Dante Queirolo of the Pontifical Catholic University School of Marine Sciences in Valparaiso agrees that the hake fishery is in bad shape, and that illegal and unreported fishing is a serious problem. “People cheat,” he says. “We need to recognize that the monitoring system has failed.” To address this, the Chilean National Fisheries Service (Sernapesca) launched a new landing certification program this year to record how many fish are being caught by artisanal boats over 40 feet long.
The new landing certifications are part of an overhaul of Chile’s national fishing law, which went into effect in February 2013. WWF advocated for improvements in the law that focus on conservation and sustainability, including setting up legally binding fishery recovery and management plans, and using a transparent, science-backed process to set the yearly quotas.
One of the best places to find fish for domestic consumption is in Santiago’s fish market, built in 1996 with a grant from Japan. It’s the largest of its kind in the country, with over 1,000 tons of seafood sold every month, and it rumbles with activity starting well before dawn. Burly workers unload boxes of fish from trucks as vendors sell coffee and snacks out of shopping carts. Early morning buyers stroll between stalls looking for deals on every kind of seafood imaginable: salmon and giant squid, crabs and elephant fish, a whole octopus here, half a swordfish there. The smell is overwhelming, almost a visible haze in the air.

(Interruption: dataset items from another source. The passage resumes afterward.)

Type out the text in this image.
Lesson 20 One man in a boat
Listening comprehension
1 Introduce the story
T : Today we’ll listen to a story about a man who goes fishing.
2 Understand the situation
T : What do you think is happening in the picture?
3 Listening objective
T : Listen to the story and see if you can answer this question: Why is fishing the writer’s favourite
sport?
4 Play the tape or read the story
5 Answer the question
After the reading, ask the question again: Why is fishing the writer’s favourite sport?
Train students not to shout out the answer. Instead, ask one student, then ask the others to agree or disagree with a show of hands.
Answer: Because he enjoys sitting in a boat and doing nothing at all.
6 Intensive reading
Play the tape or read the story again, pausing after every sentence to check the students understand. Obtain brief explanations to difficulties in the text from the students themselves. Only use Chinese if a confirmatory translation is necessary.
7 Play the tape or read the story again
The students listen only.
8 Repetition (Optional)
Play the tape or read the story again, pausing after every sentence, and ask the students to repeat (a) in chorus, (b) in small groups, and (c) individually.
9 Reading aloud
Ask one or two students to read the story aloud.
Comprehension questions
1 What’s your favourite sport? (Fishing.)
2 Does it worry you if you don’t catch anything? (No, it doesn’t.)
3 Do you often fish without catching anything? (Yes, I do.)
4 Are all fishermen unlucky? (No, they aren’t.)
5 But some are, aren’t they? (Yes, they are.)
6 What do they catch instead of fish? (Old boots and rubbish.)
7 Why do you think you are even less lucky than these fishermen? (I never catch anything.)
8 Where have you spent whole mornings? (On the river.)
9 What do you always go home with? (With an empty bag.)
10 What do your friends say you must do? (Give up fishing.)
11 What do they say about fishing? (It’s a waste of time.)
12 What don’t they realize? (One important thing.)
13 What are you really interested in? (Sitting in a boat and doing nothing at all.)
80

As the morning progresses, more shoppers arrive to haggle over ingredients for dinner or linger at a lunch counter over a thick bowl of caldillo de congrio, a traditional Chilean conger eel stew that’s known locally as a hangover cure.
The market reflects a vibrant slice of Chile’s economy, which in turn is only part of a much larger picture. Together, Chile, Peru and Argentina provide about 9% of the world’s total catch in two main categories: whitefish such as Patagonian toothfish (aka Chilean sea bass) and species low on the food chain like Peruvian anchoveta, used for fish oil and animal feed. Many of these stocks are in bad shape, which is why WWF helped establish the Southern Cone Alliance, a marine initiative aimed at long-term sustainability, in 2013.
WWF marine and fisheries offices in Chile and Peru, together with Argentina’s Fundación Vida Silvestre, a partner organization, are collaborating to ensure that the region’s fish are harvested at biologically safe and sustainable levels, without undue environmental impacts. The goal is to have three-quarters of priority fisheries certified as sustainable by the Marine Stewardship Council (MSC) by 2020.